I don't work on weekends, or any other day that ends with "Y".
Stop crying, Monday will be over soon.
My goal this weekend is to move... just enough so people don't think I'm dead.
Every weekend I do what I love most, absolutely nothing!
I know that Einstein's theory of relativity is correct because every weekend goes by twice as fast as normal.
I'm not running away from hard work, I'm too lazy to run.
The first five days after the weekend are always the hardest.
Nothing messes up your Friday like realizing it's only Thursday.
Maybe if we all sit extremely still, Monday won't be able to see us.
If you don't like your job, you don't strike! You just go in every day, and do it really half assed. That's the American way. - Homer Simpson
Hard work never killed anybody, but why take a chance?
He's so lazy that if there were work in bed, he would rather sleep on the floor.
Son, if you really want something in this life, you have to work for it. Now quiet! They're about to announce the lottery numbers.
Drinking after work is fine, but if you really want to enjoy working then drink before work.

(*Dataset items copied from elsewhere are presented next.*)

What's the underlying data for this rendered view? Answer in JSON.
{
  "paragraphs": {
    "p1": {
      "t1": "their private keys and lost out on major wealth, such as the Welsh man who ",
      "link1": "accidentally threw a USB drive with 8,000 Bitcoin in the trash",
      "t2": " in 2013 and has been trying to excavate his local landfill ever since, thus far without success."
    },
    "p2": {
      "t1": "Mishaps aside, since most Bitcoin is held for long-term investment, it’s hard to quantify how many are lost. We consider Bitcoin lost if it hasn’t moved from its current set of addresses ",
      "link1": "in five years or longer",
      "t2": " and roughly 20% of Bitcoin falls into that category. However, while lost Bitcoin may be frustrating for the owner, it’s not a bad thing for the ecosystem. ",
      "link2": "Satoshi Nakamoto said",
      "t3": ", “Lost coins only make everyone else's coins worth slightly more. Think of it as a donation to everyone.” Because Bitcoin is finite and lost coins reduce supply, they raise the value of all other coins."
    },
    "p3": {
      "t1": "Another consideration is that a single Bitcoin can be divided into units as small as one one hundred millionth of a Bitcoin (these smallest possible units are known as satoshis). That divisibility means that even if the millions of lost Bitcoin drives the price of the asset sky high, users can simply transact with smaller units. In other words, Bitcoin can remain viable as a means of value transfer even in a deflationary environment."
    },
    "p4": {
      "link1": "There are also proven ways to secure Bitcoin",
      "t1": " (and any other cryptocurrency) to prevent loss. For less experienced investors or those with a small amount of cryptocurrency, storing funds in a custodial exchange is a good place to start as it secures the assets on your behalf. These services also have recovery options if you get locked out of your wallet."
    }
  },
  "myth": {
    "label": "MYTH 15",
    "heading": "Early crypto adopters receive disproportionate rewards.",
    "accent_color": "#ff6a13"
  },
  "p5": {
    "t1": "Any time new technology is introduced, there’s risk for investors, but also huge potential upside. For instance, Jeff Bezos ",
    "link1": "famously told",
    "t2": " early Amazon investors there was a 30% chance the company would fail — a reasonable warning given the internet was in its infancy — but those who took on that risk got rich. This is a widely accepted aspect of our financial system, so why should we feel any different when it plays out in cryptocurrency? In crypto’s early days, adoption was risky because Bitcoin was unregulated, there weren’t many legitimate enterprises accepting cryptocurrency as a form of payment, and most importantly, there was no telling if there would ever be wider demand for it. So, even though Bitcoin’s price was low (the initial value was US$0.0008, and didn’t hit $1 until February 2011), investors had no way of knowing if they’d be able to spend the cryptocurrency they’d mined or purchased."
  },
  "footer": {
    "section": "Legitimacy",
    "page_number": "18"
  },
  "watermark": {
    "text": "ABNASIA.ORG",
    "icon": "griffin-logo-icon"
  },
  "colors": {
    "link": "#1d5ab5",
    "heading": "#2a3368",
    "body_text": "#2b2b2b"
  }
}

When my boss asked me who is the stupid one, me or him? I told him everyone knows he doesn't hire stupid people.
When my boss told me this is the fifth time I'm late, I smiled and thought to myself, it's Friday!!
I love my job only when I'm on vacation.
If you had to identify in one word the reason why the human race has not achieved and never will achieve its full potential, that word would be 'meetings.'
I used to work in a fire hydrant factory. You couldn't park anywhere near the place.
I live my life one weekend at time, for those two days nothing else matters, I am FREE.
If you think your boss is stupid, remember: you wouldn't have a job if he was any smarter.